Au registre des suites convenables de films connus, reconnaissons Street Kings 2 : Motor City [Au bout de la nuit 2] comme exemple représentatif de la nouvelle tendance en cinéma-maison. Cette suite quitte Los Angeles pour aller nicher à Détroit… un déménagement qui fait en sorte que la seule continuité soit le thème de la corruption policière. Sur le plan de la production, cette migration permet surtout à l’équipe du film de profiter de rabais financiers offerts par la ville de Détroit, d’expertise locale beaucoup moins dispendieuse que les professionnels californiens et de décors majestueux dans les ruines d’une ville qui a connu de meilleurs jours.

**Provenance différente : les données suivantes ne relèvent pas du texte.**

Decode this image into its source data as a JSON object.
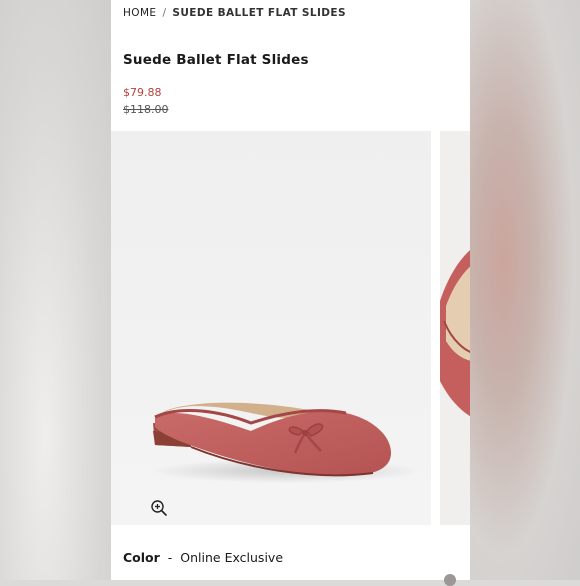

Car le thème de la corruption est aussi narratif que visuel, alors qu’un jeune policier enquête sur une série de meurtres et découvre que plusieurs de ses collègues sont impliqués dans de sales magouilles. Ray Liotta tient la vedette, mais il n’est pas le protagoniste de cette histoire de plus en plus sombre. Les éléments narratifs sont convenus et le film se termine sur une note déplaisante, mais il est plus approprié d’admirer Street Kings 2 : Motor City pour son poli visuel, pour les automobiles rutilantes, pour les décors effilochés d’une ville en déclin qui reflète l’état de ses personnages. Un meilleur scénario aurait pu rehausser le résultat, mais celui-ci convient à des attentes raisonnables.

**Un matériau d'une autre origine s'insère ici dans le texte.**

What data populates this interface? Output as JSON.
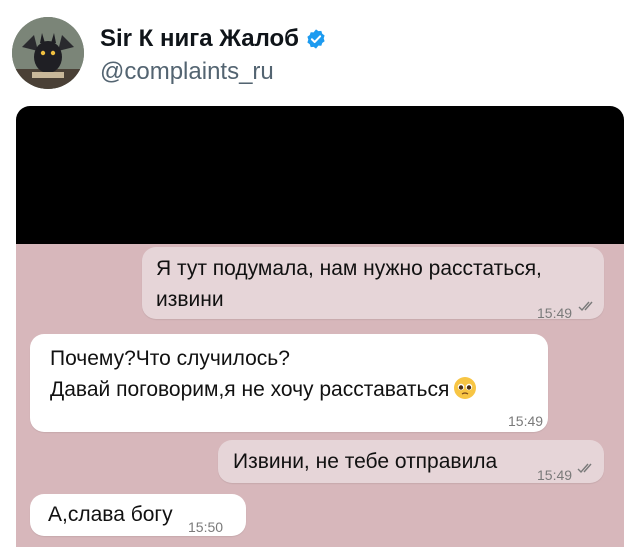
{
  "tweet": {
    "display_name": "Sir К нига Жалоб",
    "handle": "@complaints_ru",
    "verified_icon": "verified-badge-icon",
    "verified_color": "#1d9bf0"
  },
  "chat": {
    "background_color": "#d7b7bb",
    "messages": [
      {
        "direction": "outgoing",
        "lines": [
          "Я тут подумала, нам нужно расстаться,",
          "извини"
        ],
        "time": "15:49",
        "status_icon": "double-check-icon"
      },
      {
        "direction": "incoming",
        "lines": [
          "Почему?Что случилось?",
          "Давай поговорим,я не хочу расставаться"
        ],
        "emoji": "pleading-face-icon",
        "time": "15:49"
      },
      {
        "direction": "outgoing",
        "lines": [
          "Извини, не тебе отправила"
        ],
        "time": "15:49",
        "status_icon": "double-check-icon"
      },
      {
        "direction": "incoming",
        "lines": [
          "А,слава богу"
        ],
        "time": "15:50"
      }
    ]
  }
}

Les problèmes de The Hit List [La Liste] s’avèrent un peu plus profonds, mais on y remarquera une certaine filiation avec Street Kings 2. Réalisé avec des caméras numériques loin d’Hollywood, The Hit List est un film qui profite d’une vedette déjà établie (Cuba Gooding Jr.) pour offrir un thriller relativement convenu mais avec des pointes d’intérêt. Ici, l’intrigue s’amorce alors qu’un homme bien ordinaire profite d’une conversation de bar à la fin d’une mauvaise journée pour exprimer ses frustrations. Mis au défi par un parfait inconnu de dresser une liste de personnes à éliminer pour que s’améliore sa vie, notre quidam s’exécute… pour réaliser un peu trop tard que le parfait inconnu est en réalité un assassin professionnel qui a quelque chose à lui prouver. Alors que s’empilent les cadavres de son rival d’affaires, de son patron et de son créancier, c’est à notre protagoniste maintenant sobre d’empêcher l’assassin de parvenir à la fin de sa liste… où figure le nom de sa femme.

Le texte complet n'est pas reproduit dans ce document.